# Three more for the freezer



## Pomphunter (Oct 24, 2012)

Had another good morning, THANK YOU MY DEAR LORD! 1-14',1-15+" &1-16+". I hate large stingrays that tear up your stuff and leave it lying in the dirt(water)! First one this trip and I hope the last, at least it was the only trash I caught today. Several more small 8-10" pomps


----------



## MrPhoShiz (Sep 22, 2010)

great job! ill be in OB tomorrow for some surf action.

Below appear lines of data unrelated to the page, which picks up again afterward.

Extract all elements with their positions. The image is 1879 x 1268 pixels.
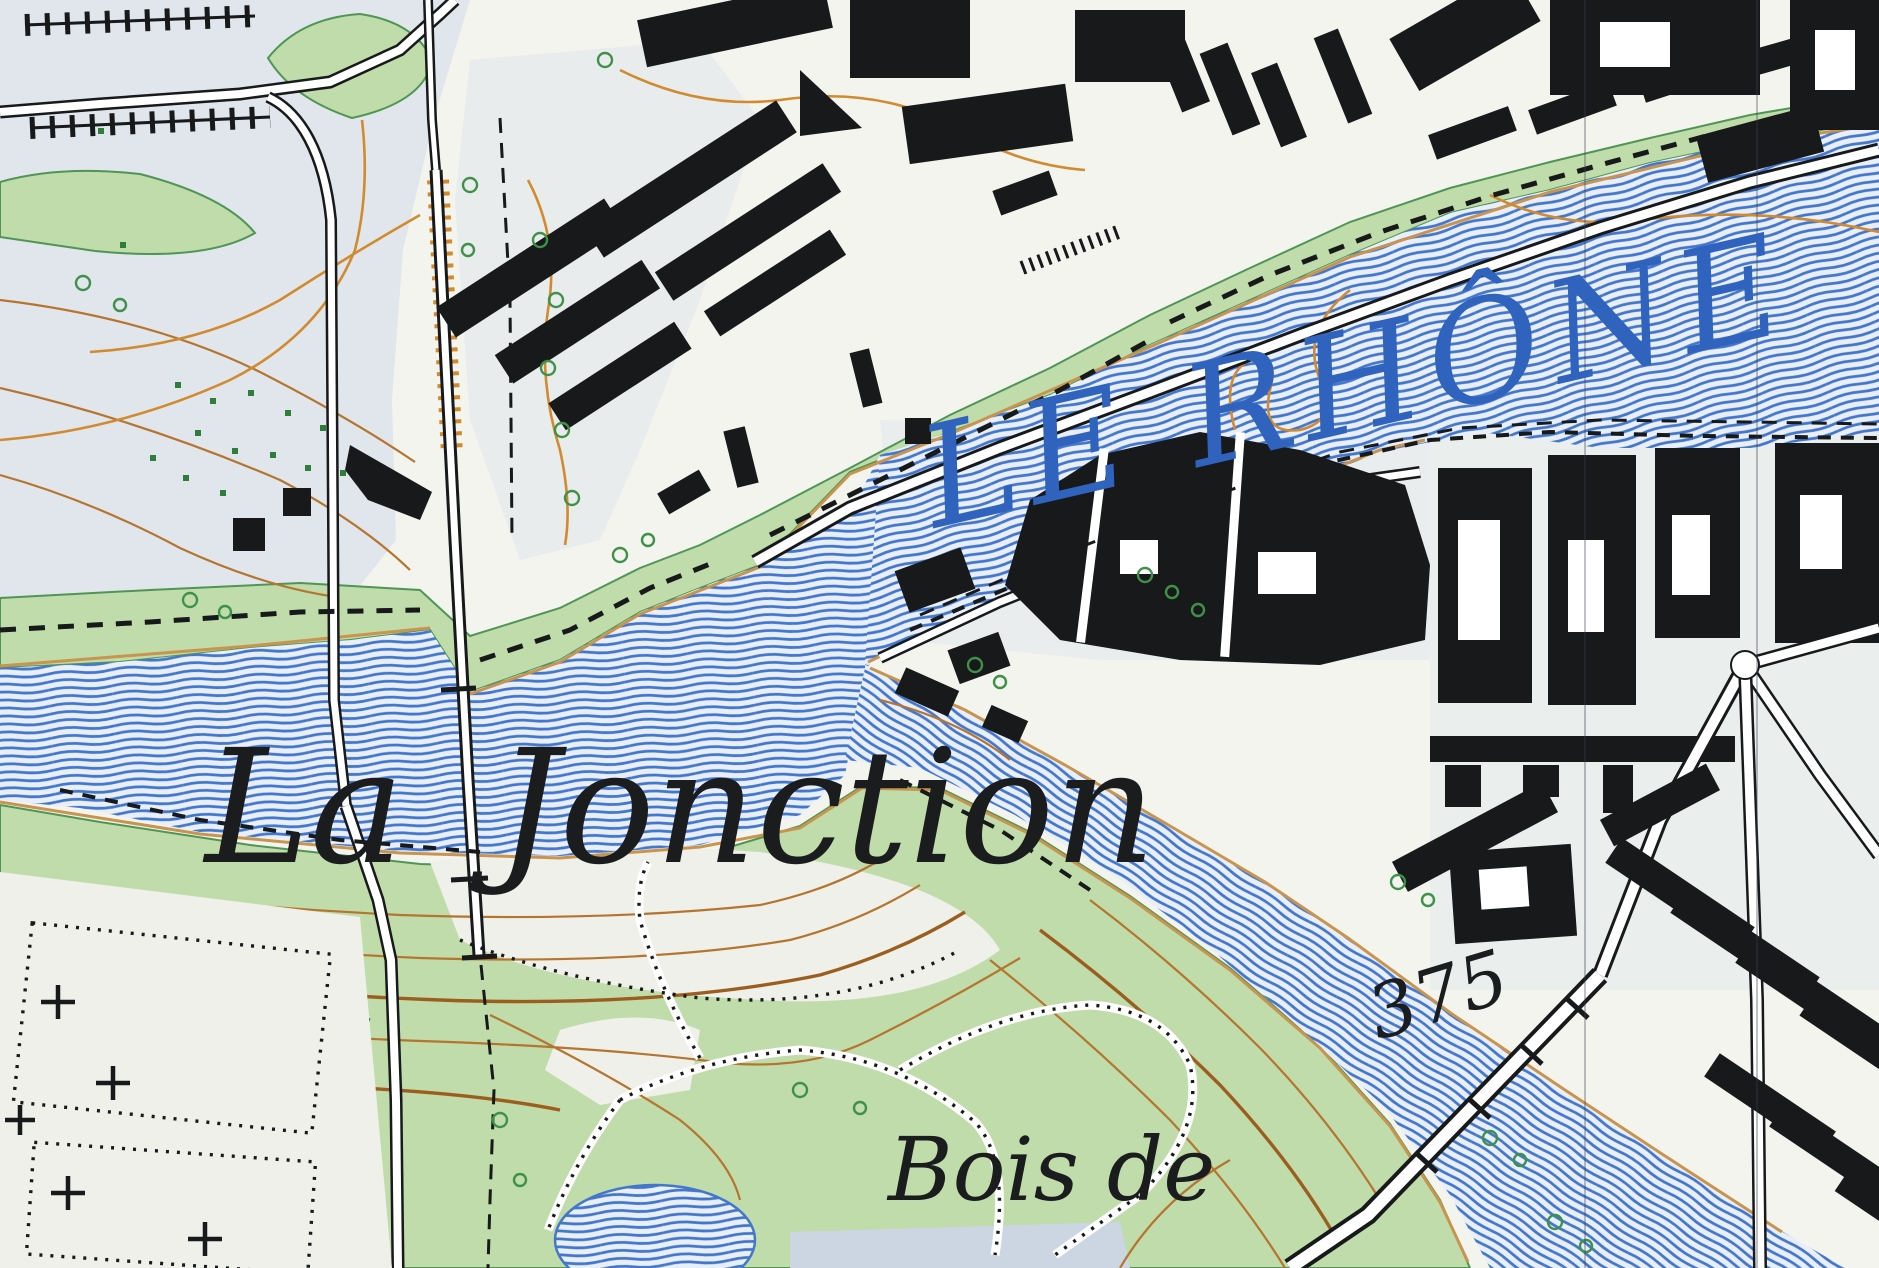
map-canvas: LE RHÔNE La Jonction Bois de 375	[0, 0, 1879, 1268]
viaduct-pier	[441, 688, 476, 690]
viaduct-abutment	[462, 956, 497, 958]
label-la-jonction: La Jonction	[202, 716, 1156, 900]
label-bois-de: Bois de	[886, 1118, 1215, 1221]
topographic-map: LE RHÔNE La Jonction Bois de 375	[0, 0, 1879, 1268]
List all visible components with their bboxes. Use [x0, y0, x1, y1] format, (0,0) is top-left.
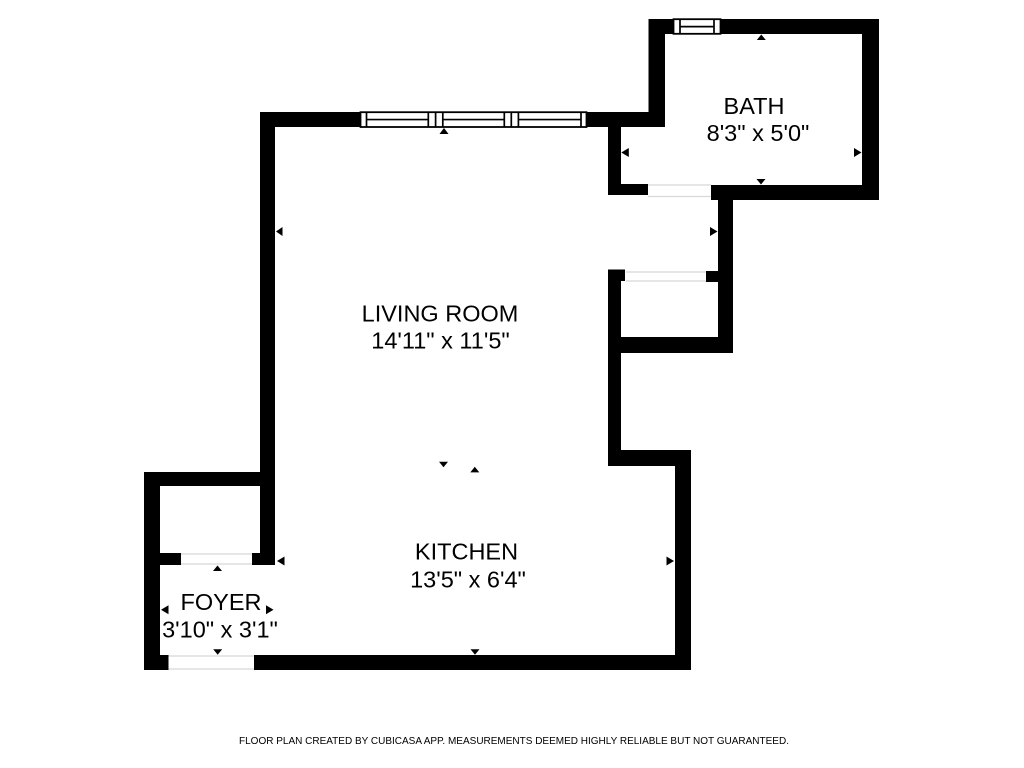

What was the bait of choice?


----------



## Pomphunter (Oct 24, 2012)

Dead shrimp, haven't seen any fleas where I am fishing, haven't looked too hard with the results I am having with shrimp/


----------



## fishin for pompanos (May 10, 2012)

That's a nice haul!!!Great day of fishing.


----------



## GROUPERKING (Sep 28, 2011)

Your whopping up on them Johnny. Proud of and for you. Still jealous though !


----------



## Gulflady (Jun 19, 2010)

Grats on the pomps, mine is still getting bigger


----------



## Fielro (Jun 4, 2012)

Congrats on the pomps, nice catch


----------



## Pomphunter (Oct 24, 2012)

Tried again today, nothing but catfish, (about 12). Quit before 8, will be back when water clears


----------



## GROUPERKING (Sep 28, 2011)

Muddy or stained Johnny ? All the rain coming tonight and tomorrow probably ain't gonna help one bit. Maybe it won't be as bad as they say it can be tomorrow. I hope it clears up quickly for you.


----------



## Pomphunter (Oct 24, 2012)

Russ, Just stained enough to turn on the cats. I figure if it doesn't rain a whole lot, with a north wind it should clear in day or two. Had to make quick trip back home but plan on trying them again Wednesday.


----------



## GROUPERKING (Sep 28, 2011)

Hopefully this storm will pass over all of us peacefully & things won't get all messed up. Just saw it scrolling across the bottom of the tv that they have already posted a tornado watch for the counties north of us.


----------



## Pomphunter (Oct 24, 2012)

Russ, Maybe what we are getting here will pull the storms away from the Gulf.


----------



## GROUPERKING (Sep 28, 2011)

I hope things don't get bad up your way


----------